Despite repeated appeals by many humanitarian organizations the world over and United Nations agencies, the practice is not only continuing but child soldiers are sometimes forcibly used to perpetrate human rights abuses on the people of the country, such as burning villages and using civilians for forced labour, the HRW says adding that those who attempt to run away or try to desert are beaten up and brought back or jailed. Desertion is high in the Myanmar Army and two child soldiers deserted and fled to Bangladesh just the other day. Desertion also means execution.

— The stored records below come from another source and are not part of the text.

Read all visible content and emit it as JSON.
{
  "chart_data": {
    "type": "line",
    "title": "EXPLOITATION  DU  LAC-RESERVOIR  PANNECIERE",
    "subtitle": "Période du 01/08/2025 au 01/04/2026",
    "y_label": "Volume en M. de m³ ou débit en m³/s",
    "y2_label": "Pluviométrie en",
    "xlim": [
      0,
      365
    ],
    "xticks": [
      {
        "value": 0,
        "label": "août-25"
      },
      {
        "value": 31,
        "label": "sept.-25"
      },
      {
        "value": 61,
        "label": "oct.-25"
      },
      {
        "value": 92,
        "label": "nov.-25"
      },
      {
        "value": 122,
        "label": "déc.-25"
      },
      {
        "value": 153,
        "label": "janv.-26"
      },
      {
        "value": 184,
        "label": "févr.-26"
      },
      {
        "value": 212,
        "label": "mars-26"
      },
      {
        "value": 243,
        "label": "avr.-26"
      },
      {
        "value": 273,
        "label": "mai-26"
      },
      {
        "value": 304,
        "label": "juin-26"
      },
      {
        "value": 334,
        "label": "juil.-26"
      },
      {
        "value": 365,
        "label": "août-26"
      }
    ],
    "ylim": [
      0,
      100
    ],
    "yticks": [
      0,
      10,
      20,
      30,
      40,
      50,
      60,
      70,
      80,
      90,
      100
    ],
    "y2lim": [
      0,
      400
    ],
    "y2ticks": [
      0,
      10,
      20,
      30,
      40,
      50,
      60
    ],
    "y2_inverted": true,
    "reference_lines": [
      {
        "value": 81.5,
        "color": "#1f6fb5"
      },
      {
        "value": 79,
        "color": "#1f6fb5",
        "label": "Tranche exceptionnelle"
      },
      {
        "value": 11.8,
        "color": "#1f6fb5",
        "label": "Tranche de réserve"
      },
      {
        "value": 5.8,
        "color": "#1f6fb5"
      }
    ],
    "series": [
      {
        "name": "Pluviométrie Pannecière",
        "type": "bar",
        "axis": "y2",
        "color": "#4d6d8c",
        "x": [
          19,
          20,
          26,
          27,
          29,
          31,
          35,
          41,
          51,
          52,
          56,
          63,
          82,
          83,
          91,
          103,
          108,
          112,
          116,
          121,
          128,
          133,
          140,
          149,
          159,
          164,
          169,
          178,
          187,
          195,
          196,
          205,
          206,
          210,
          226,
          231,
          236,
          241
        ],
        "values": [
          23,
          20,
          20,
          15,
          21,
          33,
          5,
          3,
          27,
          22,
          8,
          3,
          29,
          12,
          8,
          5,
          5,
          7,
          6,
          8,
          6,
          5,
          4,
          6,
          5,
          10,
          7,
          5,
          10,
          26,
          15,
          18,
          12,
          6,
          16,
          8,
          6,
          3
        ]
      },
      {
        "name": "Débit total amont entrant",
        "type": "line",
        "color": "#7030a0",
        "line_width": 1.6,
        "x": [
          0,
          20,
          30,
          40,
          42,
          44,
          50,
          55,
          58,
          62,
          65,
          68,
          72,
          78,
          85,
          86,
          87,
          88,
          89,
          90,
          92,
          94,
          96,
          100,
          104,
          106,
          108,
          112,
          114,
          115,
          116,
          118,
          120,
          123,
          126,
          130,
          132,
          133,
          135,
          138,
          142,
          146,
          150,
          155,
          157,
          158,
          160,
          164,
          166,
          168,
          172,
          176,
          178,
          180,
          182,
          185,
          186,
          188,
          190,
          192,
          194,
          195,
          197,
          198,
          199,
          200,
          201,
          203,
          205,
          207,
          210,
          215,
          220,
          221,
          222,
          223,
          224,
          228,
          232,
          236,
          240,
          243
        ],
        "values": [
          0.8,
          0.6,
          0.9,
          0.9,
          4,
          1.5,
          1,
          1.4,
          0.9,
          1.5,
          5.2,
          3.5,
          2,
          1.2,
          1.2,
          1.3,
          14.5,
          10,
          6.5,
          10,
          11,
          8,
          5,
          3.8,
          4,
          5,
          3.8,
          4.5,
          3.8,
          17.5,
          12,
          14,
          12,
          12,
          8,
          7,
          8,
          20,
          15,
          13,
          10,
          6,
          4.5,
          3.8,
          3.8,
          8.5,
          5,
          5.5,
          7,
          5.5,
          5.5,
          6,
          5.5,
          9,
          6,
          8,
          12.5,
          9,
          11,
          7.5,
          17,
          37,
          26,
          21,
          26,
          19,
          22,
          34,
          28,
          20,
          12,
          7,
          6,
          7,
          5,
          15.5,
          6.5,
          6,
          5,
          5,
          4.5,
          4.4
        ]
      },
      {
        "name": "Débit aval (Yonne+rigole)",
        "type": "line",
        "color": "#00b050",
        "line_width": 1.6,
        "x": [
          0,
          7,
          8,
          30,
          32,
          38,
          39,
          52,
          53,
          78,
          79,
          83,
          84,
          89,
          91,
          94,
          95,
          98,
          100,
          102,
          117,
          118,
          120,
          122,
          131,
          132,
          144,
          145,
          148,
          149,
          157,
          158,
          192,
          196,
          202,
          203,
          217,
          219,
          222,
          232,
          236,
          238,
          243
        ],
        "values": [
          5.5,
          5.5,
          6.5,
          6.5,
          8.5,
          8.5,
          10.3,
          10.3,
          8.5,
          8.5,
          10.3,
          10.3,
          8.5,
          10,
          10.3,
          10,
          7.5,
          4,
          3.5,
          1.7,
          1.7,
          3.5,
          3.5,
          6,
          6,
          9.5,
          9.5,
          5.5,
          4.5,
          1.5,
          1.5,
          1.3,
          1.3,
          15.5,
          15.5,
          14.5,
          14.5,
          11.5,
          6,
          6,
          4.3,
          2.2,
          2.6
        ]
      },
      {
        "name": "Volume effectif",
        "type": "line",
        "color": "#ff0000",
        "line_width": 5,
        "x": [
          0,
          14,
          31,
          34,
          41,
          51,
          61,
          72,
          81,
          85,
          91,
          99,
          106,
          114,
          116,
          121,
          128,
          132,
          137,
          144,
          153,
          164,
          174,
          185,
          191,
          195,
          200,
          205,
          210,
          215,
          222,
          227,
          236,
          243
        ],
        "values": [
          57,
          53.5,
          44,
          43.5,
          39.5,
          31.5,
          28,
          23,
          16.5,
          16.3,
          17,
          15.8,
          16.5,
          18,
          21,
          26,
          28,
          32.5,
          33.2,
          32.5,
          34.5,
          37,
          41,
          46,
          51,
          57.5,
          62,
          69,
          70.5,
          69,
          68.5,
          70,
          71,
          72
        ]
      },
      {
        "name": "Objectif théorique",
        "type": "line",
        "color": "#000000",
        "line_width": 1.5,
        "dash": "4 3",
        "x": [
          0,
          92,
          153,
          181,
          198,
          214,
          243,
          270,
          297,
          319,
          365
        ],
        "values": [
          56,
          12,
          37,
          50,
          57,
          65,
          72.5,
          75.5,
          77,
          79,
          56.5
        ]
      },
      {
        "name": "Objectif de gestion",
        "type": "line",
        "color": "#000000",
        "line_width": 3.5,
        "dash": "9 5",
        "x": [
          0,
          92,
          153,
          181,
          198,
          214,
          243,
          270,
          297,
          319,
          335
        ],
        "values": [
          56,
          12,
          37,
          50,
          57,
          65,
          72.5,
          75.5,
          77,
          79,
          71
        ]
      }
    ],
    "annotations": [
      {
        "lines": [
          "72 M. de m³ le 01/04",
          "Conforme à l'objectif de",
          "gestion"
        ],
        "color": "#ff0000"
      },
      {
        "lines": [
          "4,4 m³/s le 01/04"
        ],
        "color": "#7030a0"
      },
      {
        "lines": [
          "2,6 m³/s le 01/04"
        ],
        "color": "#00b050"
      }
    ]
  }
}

Recruitment of children is not confined to the Burmese Army for child soldiers can still be found in the barracks of the ethnic armed rebel groups some of whom are fighting the junta and some who have a ceasefire agreement with it. But most of them deny the accusation.
The HRW believes there are between 100 and 150 soldiers in one Myanmar Army battalion which is below par, for a normal battalion has between 600 and 800 troops. Child soldiers are used so, to boost the numbers.
The Myanmar Army has an estimated strength of 400,000 soldiers and among them, 20 percent are under the age of 18, according to HRW.
The junta or the State Peace and Development Council as it calls itself, however, vehemently denies using child soldiers in its army.
The denial was published some time ago in the state run media the New Light of Myanmar and The Mirror.
"The Tatmadaw has been recruiting new members in accordance with the law, rules and regulations," said the newspapers quoting the chairman of the Committee for Prevention of Recruiting Child Soldiers into the Army, Secretary-1 of the SPDC, Lt-Gen Thein Sein following a meeting.
The junta on the other hand accused the opposition both inside the country and in exile of trying to taint its image. The junta has pointed out that it has been cooperating with the United Nations agencies to prove that the accusation is false.
The Southeast Asia Coalition to Stop the Use of Child Soldiers (SEACSUCS), however, sees the junta’s setting up of the Committee for the Prevention of Recruiting Child Soldiers as a ploy to deceive the international community on the issue by projecting an image that it respects human rights and humanitarian law.
In June, Radhika Coomaraswamy, Under Secretary General and Special Representative of the Secretary-General for Children and Armed Conflict visited Myanmar to set up the UN task force on children and armed conflict and to discuss modalities of monitoring and reporting mechanism with the junta.